Достаток и изобилие обычно кажутся нам однозначно хорошими, но это не так; они приносят человеческие потери, которые мы слишком редко взвешиваем. Писание говорит: Богатые могут заплатить выкуп за свою жизнь, но бедным даже не угрожают (Притчи 13:8). Другими словами, в нашем изобилии нам есть что терять, и поэтому нам легко угрожать. Есть парадоксальный вид свободы, который приходит от обладания меньшими потребностями.

Божье Слово истинно. Текст из Чисел выше дает мудрость, как и это учение от Святого Духа через св. Павла:

Но благочестие с довольством есть великое приобретение, ибо мы ничего не принесли в мир и ничего не можем взять из мира. Но если у нас есть пища и одежда, мы будем довольны этим. А желающие обогащаться впадают в искушение, в сеть, во многие бессмысленные и вредные желания, которые повергают людей в разорение и погибель. Ибо любовь к деньгам есть корень всех зол. Из-за этой жажды некоторые уклонились от веры и сами себя пронзили многими муками (1 Тим. 6:6-10).

Эта песня в видео ниже говорит: «Это утомит вас, если вы будете иметь дело со слишком большим количеством вещей».

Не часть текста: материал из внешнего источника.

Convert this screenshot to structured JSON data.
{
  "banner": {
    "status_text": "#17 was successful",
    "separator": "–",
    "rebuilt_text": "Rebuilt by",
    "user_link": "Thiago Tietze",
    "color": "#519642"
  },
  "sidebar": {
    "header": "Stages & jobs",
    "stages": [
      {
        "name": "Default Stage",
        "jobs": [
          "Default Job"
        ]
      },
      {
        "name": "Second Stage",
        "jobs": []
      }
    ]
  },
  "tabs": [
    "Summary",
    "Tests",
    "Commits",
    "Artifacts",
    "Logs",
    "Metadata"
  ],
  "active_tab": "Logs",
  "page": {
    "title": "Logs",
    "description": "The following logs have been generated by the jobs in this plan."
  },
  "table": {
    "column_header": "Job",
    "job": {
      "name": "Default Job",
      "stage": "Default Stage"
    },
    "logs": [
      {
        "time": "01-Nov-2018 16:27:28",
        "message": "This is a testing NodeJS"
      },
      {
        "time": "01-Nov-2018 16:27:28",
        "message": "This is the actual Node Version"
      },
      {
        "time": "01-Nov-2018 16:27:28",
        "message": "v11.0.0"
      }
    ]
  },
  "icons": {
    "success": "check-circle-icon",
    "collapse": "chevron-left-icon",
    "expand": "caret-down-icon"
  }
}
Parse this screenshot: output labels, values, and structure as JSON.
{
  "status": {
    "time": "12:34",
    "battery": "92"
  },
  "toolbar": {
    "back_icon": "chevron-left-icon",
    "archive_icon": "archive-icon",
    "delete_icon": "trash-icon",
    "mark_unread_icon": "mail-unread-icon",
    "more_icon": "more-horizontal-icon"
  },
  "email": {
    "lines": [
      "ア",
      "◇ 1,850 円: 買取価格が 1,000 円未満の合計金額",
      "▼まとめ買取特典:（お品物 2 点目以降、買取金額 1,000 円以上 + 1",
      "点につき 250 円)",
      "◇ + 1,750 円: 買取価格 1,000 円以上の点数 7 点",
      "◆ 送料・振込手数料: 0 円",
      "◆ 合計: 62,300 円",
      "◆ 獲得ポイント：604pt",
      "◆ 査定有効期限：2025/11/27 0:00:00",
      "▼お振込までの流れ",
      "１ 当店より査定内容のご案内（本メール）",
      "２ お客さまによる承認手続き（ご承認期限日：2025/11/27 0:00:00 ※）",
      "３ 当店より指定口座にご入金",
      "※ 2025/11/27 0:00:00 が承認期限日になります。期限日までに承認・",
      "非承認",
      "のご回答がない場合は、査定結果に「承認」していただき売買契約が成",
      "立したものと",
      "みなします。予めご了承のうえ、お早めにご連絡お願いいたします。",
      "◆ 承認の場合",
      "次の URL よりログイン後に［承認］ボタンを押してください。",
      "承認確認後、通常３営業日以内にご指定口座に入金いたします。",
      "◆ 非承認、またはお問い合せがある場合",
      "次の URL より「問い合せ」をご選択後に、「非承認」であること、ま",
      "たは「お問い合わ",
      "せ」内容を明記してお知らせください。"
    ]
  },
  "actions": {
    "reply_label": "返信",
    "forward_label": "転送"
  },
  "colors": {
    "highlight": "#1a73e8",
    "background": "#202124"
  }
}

Ненасытные существа | Книги о здоровье, разуме и теле

Ничто не делает людей более чрезмерными, чем разговоры о избыточности. Мы склонны проявлять либо крайнее неодобрение, либо необычайно воодушевленные и взволнованные последними сообщениями об оргии со знаменитостями или повышением зарплаты управляющего директора. Никто не может быть равнодушным ни к пьянству, ни к количеству порнографии в интернете: теперь все знают кого-то, у кого так называемое «расстройство пищевого поведения», и все знают об огромном количестве людей в мире, которые голодают. Излишества теперь повсюду — избыток богатства и бедности, секса и жадности, насилия и религиозной веры. Если 20-й век был, по названию книги Эрика Хобсбаума, веком крайностей, то 21-й век выглядит как век излишеств.

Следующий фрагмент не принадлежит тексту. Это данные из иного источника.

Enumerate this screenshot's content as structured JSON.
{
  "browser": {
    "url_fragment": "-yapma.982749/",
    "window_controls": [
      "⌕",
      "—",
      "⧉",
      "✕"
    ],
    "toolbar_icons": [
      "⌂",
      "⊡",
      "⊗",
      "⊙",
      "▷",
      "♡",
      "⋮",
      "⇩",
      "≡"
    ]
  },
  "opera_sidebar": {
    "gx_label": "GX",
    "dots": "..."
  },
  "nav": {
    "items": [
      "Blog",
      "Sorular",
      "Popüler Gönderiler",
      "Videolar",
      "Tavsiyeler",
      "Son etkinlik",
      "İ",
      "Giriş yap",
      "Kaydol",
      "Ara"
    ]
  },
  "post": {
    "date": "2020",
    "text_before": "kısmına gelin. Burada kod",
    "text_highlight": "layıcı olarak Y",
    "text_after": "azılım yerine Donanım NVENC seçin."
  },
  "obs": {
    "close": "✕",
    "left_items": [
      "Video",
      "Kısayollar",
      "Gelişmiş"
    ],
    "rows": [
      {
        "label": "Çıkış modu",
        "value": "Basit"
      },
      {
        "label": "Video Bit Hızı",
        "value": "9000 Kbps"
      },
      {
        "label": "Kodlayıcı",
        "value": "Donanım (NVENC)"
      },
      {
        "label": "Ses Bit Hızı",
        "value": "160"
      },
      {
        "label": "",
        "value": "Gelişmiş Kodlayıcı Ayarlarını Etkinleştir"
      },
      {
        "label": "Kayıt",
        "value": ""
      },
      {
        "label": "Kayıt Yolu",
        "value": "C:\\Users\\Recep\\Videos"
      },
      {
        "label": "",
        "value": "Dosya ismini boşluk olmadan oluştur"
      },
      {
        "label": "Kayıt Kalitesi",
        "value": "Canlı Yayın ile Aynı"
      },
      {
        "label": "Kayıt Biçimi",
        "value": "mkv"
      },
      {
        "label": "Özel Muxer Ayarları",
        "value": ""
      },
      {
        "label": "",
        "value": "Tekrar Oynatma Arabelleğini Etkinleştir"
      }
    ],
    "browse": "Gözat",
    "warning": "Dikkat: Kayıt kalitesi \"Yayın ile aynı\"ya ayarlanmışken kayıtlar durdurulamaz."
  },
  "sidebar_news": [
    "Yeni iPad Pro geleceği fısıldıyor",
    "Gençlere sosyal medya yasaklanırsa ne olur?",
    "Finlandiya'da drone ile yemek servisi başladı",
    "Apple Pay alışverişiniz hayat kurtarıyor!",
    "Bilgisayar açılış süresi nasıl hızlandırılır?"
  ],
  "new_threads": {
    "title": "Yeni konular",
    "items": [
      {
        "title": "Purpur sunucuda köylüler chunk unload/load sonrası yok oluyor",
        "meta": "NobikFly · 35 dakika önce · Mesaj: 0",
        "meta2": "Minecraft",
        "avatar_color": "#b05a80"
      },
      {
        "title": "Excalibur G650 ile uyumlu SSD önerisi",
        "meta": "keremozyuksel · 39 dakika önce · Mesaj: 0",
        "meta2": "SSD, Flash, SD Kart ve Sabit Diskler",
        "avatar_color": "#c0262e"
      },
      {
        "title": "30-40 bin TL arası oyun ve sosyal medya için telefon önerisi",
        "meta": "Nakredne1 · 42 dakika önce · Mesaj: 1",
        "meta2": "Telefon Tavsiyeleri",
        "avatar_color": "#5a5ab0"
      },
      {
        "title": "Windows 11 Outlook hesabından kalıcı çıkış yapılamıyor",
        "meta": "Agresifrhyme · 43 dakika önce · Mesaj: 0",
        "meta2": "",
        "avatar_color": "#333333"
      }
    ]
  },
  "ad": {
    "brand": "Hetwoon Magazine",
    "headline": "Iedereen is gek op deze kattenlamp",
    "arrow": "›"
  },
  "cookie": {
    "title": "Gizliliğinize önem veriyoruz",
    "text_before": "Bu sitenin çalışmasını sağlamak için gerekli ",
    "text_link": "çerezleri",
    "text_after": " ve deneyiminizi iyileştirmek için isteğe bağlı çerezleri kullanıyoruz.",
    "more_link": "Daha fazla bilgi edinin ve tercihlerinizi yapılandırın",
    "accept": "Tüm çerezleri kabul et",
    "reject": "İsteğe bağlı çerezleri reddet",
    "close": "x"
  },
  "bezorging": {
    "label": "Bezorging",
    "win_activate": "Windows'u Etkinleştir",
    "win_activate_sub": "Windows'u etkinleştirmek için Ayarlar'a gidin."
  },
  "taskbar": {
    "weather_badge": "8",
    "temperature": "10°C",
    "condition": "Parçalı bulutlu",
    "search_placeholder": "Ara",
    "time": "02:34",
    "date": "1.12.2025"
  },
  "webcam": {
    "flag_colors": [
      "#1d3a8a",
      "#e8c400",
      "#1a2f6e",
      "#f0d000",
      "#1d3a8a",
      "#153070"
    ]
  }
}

Ничто не вызывает в нас большего неодобрения, отвращения и наказания, не говоря уже о восхищении, воодушевлении и изумлении, чем неумеренная тяга других людей к еде, алкоголю, деньгам, наркотикам или насилию; ничто не делает нас более напуганными, более разъяренными, более отчаянными, чем крайняя приверженность других людей политическим идеалам или религиозным убеждениям. Чужие излишества нас тревожат, заводят, потому что они открывают нам что-то важное о нас самих, о наших собственных страхах и стремлениях. В самом деле, эксцессы других людей могут показать нам, в самом минимуме, что мы являемся или стали чрезмерными животными — животными, для которых чрезмерное поведение является правилом, а не исключением.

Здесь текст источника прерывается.